XKeyscore

Original Article ↗ Hacker News Discussion ↗

Current NSA Capabilities vs. Pre-Snowden

  • One side argues the NSA’s collection capability is “greatly degraded”: most traffic is now encrypted, so they can no longer passively read vast amounts of content as they did pre-Snowden.
  • Opponents say that while content interception has changed, overall capabilities are still enormous: they can still “push a button” on specific people, and budget, mission, and authorities have not meaningfully shrunk.

Bulk Collection vs.
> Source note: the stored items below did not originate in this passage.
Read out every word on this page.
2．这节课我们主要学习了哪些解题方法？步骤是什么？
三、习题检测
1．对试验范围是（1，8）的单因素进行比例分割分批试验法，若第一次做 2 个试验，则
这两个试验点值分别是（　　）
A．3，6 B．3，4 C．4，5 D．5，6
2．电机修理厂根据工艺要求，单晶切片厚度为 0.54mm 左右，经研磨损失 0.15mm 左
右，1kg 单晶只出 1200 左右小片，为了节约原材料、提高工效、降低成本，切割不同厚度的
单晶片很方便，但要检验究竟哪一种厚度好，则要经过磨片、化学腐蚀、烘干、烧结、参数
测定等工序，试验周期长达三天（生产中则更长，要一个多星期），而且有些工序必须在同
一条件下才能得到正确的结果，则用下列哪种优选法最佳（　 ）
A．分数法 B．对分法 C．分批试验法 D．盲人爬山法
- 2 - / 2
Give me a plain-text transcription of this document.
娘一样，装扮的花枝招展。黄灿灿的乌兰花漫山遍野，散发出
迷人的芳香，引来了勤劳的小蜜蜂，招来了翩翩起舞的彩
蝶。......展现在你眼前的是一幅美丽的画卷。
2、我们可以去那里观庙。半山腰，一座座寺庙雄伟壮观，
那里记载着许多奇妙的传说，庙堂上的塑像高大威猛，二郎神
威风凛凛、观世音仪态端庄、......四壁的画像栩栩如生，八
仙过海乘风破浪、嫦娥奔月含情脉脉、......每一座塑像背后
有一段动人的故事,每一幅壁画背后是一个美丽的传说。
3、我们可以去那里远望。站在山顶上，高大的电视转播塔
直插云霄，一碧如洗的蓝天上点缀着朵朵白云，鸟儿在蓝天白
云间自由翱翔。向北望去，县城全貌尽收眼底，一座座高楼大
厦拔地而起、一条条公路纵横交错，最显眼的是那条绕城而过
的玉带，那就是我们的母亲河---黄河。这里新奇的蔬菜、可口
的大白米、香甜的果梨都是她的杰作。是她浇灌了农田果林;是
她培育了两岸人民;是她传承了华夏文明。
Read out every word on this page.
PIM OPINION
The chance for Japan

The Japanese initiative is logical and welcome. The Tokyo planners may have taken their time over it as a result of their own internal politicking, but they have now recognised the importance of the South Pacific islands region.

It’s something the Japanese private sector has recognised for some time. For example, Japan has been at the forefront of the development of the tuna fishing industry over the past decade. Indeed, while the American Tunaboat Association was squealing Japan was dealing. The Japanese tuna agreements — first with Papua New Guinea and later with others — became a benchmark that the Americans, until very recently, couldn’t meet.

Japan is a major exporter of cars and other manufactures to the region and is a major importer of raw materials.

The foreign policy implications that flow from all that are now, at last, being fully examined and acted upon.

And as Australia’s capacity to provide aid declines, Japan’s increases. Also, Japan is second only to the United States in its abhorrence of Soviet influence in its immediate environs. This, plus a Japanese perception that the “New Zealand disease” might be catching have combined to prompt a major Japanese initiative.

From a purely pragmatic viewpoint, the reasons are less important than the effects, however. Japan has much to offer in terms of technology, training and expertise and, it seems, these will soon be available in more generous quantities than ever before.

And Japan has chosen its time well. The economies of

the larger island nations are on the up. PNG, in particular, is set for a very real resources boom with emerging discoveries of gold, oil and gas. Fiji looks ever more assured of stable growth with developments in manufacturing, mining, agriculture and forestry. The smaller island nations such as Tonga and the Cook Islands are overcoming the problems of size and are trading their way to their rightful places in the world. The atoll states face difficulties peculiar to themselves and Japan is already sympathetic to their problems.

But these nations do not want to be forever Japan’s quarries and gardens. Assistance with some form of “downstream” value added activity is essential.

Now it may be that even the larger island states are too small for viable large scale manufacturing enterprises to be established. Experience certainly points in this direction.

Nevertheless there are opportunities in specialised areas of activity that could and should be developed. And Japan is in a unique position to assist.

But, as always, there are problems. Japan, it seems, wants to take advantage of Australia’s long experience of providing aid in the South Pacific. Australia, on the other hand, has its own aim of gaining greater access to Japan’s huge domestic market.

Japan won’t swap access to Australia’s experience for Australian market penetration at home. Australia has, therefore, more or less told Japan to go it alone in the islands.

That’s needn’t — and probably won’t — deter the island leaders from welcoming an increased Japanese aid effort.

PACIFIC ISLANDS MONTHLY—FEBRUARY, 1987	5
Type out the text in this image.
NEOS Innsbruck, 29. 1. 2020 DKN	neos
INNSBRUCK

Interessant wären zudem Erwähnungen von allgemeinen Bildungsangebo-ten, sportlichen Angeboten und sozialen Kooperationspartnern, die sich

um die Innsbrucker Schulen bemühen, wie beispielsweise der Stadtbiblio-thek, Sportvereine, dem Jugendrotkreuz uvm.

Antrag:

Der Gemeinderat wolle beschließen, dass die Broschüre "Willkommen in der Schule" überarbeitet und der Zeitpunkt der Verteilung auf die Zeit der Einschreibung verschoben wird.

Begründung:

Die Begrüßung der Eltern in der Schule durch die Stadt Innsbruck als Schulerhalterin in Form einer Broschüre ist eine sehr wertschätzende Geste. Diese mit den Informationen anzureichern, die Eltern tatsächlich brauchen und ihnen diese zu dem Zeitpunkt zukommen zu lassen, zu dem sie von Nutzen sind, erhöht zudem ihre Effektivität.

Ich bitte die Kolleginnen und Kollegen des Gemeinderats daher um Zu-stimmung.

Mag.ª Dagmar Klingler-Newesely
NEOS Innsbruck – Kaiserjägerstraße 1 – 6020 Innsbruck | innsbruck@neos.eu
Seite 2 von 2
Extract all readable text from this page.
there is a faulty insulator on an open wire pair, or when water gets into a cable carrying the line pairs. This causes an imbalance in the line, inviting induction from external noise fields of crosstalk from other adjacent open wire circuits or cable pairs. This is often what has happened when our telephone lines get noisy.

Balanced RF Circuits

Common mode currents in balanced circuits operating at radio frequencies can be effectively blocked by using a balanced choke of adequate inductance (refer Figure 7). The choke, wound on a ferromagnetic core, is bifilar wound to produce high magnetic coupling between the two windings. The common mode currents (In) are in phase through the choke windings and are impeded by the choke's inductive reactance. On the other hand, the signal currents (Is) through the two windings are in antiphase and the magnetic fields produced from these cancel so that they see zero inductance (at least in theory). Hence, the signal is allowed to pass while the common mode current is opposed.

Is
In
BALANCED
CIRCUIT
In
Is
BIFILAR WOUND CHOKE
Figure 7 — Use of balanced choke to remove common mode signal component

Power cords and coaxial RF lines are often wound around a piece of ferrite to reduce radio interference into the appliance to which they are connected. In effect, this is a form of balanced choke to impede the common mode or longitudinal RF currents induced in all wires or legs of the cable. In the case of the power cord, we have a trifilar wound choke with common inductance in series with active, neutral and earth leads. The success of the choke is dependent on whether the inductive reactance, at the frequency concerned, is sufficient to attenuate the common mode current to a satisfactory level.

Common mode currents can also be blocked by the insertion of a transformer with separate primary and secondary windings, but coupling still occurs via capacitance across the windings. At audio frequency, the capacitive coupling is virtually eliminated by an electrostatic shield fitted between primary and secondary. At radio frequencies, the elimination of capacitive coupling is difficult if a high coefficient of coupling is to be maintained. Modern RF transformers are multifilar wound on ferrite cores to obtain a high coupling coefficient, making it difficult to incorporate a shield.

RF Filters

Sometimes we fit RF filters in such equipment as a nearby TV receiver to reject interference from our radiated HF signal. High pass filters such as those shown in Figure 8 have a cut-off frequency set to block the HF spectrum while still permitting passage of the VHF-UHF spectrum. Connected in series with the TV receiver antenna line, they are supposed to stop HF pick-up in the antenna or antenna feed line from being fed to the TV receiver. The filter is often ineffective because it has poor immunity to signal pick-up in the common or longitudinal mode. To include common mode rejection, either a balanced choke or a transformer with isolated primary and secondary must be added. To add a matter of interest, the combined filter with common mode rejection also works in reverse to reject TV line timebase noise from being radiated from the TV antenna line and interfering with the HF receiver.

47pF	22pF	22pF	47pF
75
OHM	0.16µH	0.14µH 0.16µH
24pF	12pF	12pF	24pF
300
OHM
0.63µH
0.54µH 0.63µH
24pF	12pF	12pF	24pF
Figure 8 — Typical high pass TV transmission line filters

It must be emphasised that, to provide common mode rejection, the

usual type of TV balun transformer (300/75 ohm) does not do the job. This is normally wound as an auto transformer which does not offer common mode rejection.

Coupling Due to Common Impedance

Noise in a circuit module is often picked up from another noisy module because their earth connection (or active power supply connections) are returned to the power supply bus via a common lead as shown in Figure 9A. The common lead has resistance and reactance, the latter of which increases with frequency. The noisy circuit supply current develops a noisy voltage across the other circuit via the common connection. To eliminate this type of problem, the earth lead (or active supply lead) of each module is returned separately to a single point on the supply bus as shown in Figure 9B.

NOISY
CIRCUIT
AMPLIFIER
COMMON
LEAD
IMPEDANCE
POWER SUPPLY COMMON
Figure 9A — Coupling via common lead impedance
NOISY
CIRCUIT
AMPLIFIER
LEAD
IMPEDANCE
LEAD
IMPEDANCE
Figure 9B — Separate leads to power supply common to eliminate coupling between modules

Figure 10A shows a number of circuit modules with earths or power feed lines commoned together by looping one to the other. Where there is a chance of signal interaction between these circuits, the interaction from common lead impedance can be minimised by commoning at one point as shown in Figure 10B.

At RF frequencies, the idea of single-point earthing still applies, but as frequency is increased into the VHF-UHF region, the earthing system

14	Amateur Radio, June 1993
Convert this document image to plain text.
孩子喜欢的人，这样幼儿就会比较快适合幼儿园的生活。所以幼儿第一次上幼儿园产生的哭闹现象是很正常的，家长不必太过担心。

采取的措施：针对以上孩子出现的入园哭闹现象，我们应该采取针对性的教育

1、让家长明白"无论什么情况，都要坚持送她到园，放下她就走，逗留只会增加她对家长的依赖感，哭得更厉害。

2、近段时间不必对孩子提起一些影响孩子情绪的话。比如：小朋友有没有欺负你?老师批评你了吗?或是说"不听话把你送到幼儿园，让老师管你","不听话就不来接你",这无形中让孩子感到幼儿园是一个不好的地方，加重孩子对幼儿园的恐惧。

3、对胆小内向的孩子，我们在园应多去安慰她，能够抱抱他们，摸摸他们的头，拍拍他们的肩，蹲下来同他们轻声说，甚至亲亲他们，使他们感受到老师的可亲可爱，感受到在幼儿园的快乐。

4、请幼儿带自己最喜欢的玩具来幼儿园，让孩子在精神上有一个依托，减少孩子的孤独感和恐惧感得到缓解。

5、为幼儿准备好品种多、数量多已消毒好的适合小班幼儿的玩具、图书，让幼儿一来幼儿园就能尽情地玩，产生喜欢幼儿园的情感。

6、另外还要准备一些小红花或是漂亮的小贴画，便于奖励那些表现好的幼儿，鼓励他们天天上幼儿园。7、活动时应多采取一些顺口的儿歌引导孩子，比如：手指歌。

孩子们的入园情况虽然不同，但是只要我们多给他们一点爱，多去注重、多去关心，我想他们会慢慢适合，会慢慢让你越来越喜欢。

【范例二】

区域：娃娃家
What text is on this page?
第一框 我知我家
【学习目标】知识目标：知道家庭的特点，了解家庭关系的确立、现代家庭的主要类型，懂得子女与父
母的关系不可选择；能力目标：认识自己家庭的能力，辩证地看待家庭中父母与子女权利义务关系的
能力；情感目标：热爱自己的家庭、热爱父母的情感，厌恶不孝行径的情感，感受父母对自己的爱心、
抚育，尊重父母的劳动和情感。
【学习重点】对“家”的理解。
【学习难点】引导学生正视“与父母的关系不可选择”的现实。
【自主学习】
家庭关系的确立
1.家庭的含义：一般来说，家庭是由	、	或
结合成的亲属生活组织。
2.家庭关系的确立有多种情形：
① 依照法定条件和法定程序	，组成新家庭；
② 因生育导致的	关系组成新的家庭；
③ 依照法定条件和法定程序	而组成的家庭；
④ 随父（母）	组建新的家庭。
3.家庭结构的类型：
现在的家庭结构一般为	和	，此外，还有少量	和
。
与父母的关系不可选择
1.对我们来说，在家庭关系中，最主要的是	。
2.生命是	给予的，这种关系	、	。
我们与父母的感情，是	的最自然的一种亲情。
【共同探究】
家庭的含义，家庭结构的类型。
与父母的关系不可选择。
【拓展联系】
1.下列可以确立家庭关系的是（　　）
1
Targeted Access

  • There is broad agreement that bulk, full-take content collection from backbone taps is far less useful now because TLS, E2EE, and encrypted metadata (e.g., via big platforms) are widespread.
  • Disagreement focuses on whether this is merely an inconvenience or a “massive loss” of a unique ability: keyword search over everyone’s plaintext content to discover new targets.

Encryption, CAs, and Cloudflare/Google

  • Several comments emphasize that modern encryption is not “magically broken” by NSA; attacks must target endpoints, keys, or intermediaries.
  • Certificate Transparency and key rotation are cited as reasons why large-scale MITM via bogus certificates (including hypothetical Let’s Encrypt compromise) would be noisy and quickly detectable.
  • Some speculate that US intermediaries like Cloudflare (terminating a large fraction of TLS) or big providers (Google, Microsoft, Apple) could be compelled or infiltrated, but others stress:
    • No known legal mechanism to demand “everything” from such companies.
    • Huge political and commercial risk for companies if such cooperation became known.

TAO, Zero-Days, and Circumventing Encryption

  • Many note that NSA’s Tailored Access Operations (and similar units) focus on endpoint compromise: zero-days, implants, hardware interception, OS-level backdoors, mobile spyware comparable to Pegasus, etc.
  • Consensus: targeted hacking of “almost anyone” is feasible; doing this at Internet scale without detection is not.

Metadata, AI, and “Store Now, Decrypt Later”

  • Metadata is repeatedly described as extremely valuable: who talks to whom, when, over what services, patterns of life, even with Tor/VPNs.
  • Some argue dragnet metadata plus ML/AI enables target discovery and selection without decrypting everything.
  • “Store now, decrypt later” with future quantum attacks is mentioned but treated as speculative; if that happens the whole landscape changes.

Domestic Use, Parallel Construction, and Cases

  • A side-thread discusses “parallel construction” in high-profile criminal cases, asserting that intelligence-derived leads are laundered into seemingly ordinary evidence.
  • Specific cases are floated, but others find them weak examples or note that DOJ policy on such use is not binding.

Aims and Target Sets

  • One perspective: NSA is primarily focused on foreign governments and terrorism, not random domestic users of Signal/Tails.
  • Counterpoint: if someone already associated with foreign threats is using such tools (even in the US), they become legitimate targets, and metadata is enough to flag them.

Second Leaker and Shadow Brokers

  • Some links argue XKeyscore details did not all come from Snowden and may instead be from a “second source,” possibly the same entity behind the Shadow Brokers leaks.
  • Others note this remains conjecture, albeit grounded in overlap of timeframes and internal NSA locations of the leaked materials.

Encryption, Obfuscation, and Net Neutrality

  • One branch advocates fully encrypted, obfuscated traffic (no cleartext SNI, app-pinned keys, Telegram/WeChat-style protocols) to frustrate surveillance and traffic discrimination.
  • A reply questions the net neutrality angle: hiding your traffic doesn’t stop ISPs from prioritizing traffic they can identify and favor; the effect would matter only if everyone encrypted/obfuscated similarly.

Classification and Wikipedia Editing

  • A meta-thread nitpicks Wikipedia’s use of “secret” vs. “classified,” noting that the program is reportedly Top Secret and that technically information, not systems, are classified.
  • Attempts to edit the article wording are blocked by automated anti-vandalism, prompting mild frustration.

Storage and Scaling

  • Past claims about “20 TB/day” XKeyscore intake are contrasted with modern hardware improvements and massive growth in global data volume.
  • Commenters assume NSA can store far more now, but likely faces a worse ratio of storable content to total global traffic, especially with so much of it encrypted.